All to prove how much they (Virginia) despise same-sex relationships and will do everything in its power to destroy same-sex headed families. To you know, just prove a point. So ‘family-oriented’ aren’t they?
Whose Best Interests?
Greg Nevins, Janet Miller-Jenkins’ lawyer at Lambda Legal, says that the true purpose of PKPA, to protect the best interests of all children in custody disputes, is at the heart of the case. “There is no gay exception to this rule,” he says. “It applies to everyone.”
The outcome of Miller-Jenkins will be a powerful indicator of where this country stands on the treatment of lesbian and gay parents and their children. Ruthann Robson, professor of law at City University of New York Law School in Queens and an expert in lesbian and gay legal theory, says, “The fight among the states is not merely about jurisdiction but about drastically differing versions of family, marriage, and good citizenship.”
In a society in which more than 1,100 federal benefits and legal protections are reserved for couples who are legally married, bans against gay marriage and same-sex civil unions leave thousands of lesbians, gay men, and their families defenseless.
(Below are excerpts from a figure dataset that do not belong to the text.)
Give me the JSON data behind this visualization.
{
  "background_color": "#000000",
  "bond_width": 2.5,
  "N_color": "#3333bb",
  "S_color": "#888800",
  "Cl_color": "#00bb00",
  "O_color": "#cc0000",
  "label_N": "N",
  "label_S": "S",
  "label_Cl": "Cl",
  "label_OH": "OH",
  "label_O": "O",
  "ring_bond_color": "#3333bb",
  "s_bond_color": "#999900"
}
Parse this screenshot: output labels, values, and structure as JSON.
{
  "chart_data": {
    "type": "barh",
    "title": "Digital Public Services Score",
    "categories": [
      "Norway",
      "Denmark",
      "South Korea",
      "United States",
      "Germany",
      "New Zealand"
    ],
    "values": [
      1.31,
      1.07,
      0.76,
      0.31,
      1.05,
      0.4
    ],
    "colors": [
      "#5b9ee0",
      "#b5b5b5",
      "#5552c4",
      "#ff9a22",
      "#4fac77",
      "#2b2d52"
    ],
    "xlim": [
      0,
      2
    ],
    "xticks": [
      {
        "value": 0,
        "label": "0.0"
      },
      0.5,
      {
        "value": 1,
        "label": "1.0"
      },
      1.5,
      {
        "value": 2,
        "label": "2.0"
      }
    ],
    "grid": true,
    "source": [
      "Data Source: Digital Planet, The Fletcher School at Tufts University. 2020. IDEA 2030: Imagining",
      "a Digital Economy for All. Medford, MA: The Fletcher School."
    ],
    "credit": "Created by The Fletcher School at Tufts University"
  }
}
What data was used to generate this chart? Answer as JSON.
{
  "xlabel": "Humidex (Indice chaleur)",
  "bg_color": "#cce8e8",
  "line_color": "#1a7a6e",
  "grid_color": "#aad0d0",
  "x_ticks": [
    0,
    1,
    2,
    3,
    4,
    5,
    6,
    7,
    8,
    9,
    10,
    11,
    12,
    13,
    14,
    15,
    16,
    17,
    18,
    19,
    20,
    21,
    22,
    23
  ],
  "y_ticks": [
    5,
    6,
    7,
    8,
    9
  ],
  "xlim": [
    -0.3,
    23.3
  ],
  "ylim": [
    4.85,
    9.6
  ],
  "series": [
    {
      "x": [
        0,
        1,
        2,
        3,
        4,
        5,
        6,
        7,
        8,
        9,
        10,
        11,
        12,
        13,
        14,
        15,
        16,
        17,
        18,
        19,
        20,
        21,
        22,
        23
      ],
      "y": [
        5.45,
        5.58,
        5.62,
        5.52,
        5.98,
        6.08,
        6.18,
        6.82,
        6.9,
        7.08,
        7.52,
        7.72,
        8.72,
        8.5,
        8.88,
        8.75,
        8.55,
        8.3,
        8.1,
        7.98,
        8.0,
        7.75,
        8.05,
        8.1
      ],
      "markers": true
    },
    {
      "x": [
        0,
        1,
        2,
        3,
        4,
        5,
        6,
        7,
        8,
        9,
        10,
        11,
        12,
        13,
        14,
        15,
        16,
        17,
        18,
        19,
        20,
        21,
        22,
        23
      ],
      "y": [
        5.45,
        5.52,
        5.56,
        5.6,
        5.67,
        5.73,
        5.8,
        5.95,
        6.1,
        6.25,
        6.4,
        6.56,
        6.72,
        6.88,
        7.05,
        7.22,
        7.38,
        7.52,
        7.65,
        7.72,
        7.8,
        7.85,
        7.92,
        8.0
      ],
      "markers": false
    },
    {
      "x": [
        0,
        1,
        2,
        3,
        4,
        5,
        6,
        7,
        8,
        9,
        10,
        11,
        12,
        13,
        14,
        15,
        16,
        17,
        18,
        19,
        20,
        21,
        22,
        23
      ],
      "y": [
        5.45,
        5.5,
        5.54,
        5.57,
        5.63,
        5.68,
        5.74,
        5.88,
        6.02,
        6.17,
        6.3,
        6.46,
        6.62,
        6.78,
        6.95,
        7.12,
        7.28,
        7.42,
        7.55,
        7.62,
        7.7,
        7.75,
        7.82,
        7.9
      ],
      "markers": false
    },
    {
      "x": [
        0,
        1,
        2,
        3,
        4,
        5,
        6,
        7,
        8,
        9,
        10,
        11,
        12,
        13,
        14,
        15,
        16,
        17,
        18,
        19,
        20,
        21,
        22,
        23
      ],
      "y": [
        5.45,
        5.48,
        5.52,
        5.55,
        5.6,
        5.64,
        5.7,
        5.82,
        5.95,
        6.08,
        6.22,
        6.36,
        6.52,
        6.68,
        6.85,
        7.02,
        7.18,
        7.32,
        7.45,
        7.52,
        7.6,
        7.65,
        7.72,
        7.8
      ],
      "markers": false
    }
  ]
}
And as more and more states seek to ban gay marriage and same-sex civil unions outright, it is becoming increasingly difficult to predict how the rights of same-sex couples and their families will be protected.
Unless those with a particular agenda out to destroy and even prevent same-sex families from becoming have anything to say about it. And they do and they’re working ever closer to return us to the times when ‘family’ and ‘parenthood’ were defined by the narrow views of certain individuals in power, prejudiced against “non-traditional” families and people.